Each of these domains that are listed above have learnable competancies. These competancies allow outstanding performance when you interact with people. One can be strong in areas such as a positive outlook, empathy, and self-control, but it is important to know that crucial abilities such as influence, achievement, inspirational leadership, teamwork, and conflict management are necessary skill-set to have. This skill-set requires a lot of engagement with your own emotions and how to develop them.
So in order to excel, a balance of strength has to be developed across the suite of EI competencies. It doesn’t matter if you’re old or young, thisbook is a must-read if you want to develop your emotional intelligence.
Robert Cialdini is a genius in understanding some specific traits of being human. Here are the 6 main principles explored in this book; Reciprocation, Commitment & Consistency, Social Proof, Authority. Liking and Scarcity. Now, how you use these is clearly up to you and people clearly can misuse this to get what they want.

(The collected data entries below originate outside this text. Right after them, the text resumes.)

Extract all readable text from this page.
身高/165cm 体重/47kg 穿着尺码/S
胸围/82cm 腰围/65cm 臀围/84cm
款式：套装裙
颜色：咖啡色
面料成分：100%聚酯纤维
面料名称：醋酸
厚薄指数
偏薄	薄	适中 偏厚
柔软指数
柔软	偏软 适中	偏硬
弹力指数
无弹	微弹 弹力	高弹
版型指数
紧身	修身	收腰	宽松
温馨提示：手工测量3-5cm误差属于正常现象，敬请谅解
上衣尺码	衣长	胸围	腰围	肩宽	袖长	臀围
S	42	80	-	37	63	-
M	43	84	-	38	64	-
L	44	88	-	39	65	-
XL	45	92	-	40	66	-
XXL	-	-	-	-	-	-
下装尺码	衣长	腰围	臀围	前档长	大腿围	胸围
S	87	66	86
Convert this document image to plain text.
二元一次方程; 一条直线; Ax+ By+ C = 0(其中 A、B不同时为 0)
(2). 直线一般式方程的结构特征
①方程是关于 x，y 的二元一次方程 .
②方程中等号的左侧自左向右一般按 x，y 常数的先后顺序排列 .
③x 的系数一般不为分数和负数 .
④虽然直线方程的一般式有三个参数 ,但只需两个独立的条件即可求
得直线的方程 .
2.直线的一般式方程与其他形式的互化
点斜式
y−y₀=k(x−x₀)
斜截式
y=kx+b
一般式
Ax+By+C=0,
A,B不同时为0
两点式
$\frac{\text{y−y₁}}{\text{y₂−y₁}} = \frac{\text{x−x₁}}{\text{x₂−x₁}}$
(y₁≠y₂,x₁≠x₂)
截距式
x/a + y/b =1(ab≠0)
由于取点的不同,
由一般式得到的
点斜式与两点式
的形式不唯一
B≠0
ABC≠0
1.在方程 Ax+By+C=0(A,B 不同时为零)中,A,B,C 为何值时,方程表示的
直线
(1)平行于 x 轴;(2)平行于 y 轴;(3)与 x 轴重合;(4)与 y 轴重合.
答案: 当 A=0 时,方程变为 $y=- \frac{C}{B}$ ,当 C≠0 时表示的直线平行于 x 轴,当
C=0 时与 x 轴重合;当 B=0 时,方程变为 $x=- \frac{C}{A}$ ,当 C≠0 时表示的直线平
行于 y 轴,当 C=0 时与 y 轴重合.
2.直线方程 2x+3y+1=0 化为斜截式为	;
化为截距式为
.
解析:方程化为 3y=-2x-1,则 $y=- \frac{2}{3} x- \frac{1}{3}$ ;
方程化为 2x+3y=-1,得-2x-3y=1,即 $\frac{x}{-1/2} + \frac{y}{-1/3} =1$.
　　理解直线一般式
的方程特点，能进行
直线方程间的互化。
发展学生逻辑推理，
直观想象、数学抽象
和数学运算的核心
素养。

Knowing these principles will also help you to understand when we’re under the influence of persuasive tactics. For example, the way organisations may give a freebie to trigger us to reciprocate, or the power of social proof where famous people are used to promote a certain product. As humans we are often overwhelmed by information and these traits helps us quickly make decisions otherwise we would be constantly overwhelmed.
These principles/traits can also be used to help us be more aware of these shortcuts and perhaps when we are unwittingly applying these persuasive tactics to others. This is one of those books that is also a life-changer in terms of understanding what it is to be human!